In 1989, Warner began freelance work, directing in Germany. From 1990 to 1995, he worked primarily in North America, directing operas such as Un Ballo in Maschera in Toronto, Carmen for Minnesota Opera. During this period, following a production of “Werther” together in Vancouver, he began a long series of collaborations with the conductor, Sir Antonio Pappano.In 1999 he directed “Lohengrin” at the Bayreuth Festival with Pappano conducting.   In the early 2000s, he focused on Ring Cycle for the New National Theatre in Tokyo.

Later, a separate production of “The Ring” at The Royal Opera House, Covent Garden between 2004 -2007, also filmed in its entirety by the BBC. (Revived for the Olympic Arts Festival in 2012, and again in 2018). He won the 2003 Olivier award for his production of Alban Berg’s “Wozzeck” at the ROH, Covent Garden.

Over the past two decades, his work with various companies has been pivotal, including directing thirteen productions at Theater an der Wien, twelve at Oper Frankfurt, and five at The Semper Oper in Dresden.

Warner was appointed Artistic Director of The Royal Danish Opera 2011/12, where he directed “Don Giovanni”, “Wozzeck”, “Parsifal”, and “Albert Herring” and the world premiere of Penderecki’s 2nd version of “The Devils of Loudon” (a joint production with Warsaw). taking up the post in July 2011, he resigned after six months, along with conductor and music director Jakub Hrůša, as a result of problems with funding and management issues.

In 2022, his production of “Die Meistersinger von Nürnberg” in Vienna received a 30-minute standing ovation at its premiere.
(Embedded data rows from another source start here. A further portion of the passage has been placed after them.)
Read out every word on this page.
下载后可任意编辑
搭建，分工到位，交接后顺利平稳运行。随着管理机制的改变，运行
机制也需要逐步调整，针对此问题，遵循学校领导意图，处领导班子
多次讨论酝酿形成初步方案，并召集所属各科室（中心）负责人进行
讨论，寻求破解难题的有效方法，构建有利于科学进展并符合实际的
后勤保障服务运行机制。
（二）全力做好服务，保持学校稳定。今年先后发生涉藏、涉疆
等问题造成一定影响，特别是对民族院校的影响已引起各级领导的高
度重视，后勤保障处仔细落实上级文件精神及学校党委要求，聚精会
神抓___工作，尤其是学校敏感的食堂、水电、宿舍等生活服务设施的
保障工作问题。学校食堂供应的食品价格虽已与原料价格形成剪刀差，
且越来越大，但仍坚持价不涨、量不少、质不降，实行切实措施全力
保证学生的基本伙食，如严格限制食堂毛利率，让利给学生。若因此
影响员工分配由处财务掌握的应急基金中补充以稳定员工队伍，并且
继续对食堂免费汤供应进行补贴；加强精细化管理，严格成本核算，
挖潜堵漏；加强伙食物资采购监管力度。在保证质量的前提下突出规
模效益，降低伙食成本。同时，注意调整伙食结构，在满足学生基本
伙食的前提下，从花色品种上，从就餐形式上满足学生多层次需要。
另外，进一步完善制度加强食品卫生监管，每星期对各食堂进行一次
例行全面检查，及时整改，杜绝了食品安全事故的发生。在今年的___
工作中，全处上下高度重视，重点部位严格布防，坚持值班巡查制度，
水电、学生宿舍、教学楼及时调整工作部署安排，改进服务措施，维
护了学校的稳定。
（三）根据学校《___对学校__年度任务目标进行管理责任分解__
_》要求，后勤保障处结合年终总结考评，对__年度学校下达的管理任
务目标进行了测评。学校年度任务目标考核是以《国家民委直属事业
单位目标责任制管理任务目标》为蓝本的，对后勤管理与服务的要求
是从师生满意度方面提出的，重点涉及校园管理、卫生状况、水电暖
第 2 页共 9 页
Theatre work includes a double bill of Cocteau’s “La Voix Humaine” and Beckett’s “Krapp’s Last Tape” (Bloomsbury Festival), Georg Kaiser’s and Kurt Weill’s “Silverlake”, (Wexford Festival) and Lerner and Lowe’s “My Fair Lady” (Houston, USA; and on tour).  His production of Sondheim’s “Passion” (Montepulciano) was named by Matt Wolff in The New York Times as one of the four best theatre productions in Europe in 2019. Shakespeare’s “King Lear” at Grange Park Festival, using only opera singers in the cast proved an outstanding success.

== Writing ==
Warner is also a writer, supplying the book and lyrics for "Scoring A Century", an operetta, which began a long series of works with composer, David Blake. Originally commissioned by Portland Opera, it received its world premiere at The Crescent Theatre Birmingham,

Anna Picard in The Sunday Independent, 14 March 2010, heralded it: "Directed by Warner and conducted by Lionel Friend, Birmingham Conservatoire's exuberant production revealed a work that is as much a history of music as it is a history of politics, as Blake's sentimental waltzes and sassy cabaret songs cede to a series of mini-operas in the styles of Berg and Stravinsky and a Shosta- kovichian show trial. This is a terrific choice for an institution that prides itself on producing voices for music theatre and opera, and a work that should be seen at the Young Vic or the Donmar ." Nine years later, a revival in London divided critics more, some of whom called it 'pretentious', embarrassing, and 'unwieldy, overlong and stylistically diffuse'., whereas others continued to welcome it. Also, in by far the fullest appraisal, Claire Seymour, also welcomed it in Opera Today (Sept 2019), "Scoring a Century, British Youth Opera at the Peacock Theatre.

Other music-theatre pieces followed: an operetta-like version of Bergmann's "Fanny and Alexander", "Icarus", performed at the 2016 Montepulciano Festival in Italy. 41st Cantiere di Montepulciano.

about which Roberto del Nista wrote, "All credit to Warner and Blake for putting on stage stories that are normally the preserve of television and the Internet".

"Four Modern Myths" comprises four 30 minute monodramas: Medea's Cell – for soprano; Persephone's Rounds – for mezzo; Narcissus Reflects – for tenor; and the Twin Trials of Hercules – for bass-baritone. There is also an optional epilogue for all four singers.  And "Something About Love" (2024).

In addition, he has taught drama and acting and served as a visiting director at the University of Ann Arbor, MI, and the University of Vermillion , SD.

Throughout his career, Warner has directed over 200 operas, plays, and musicals.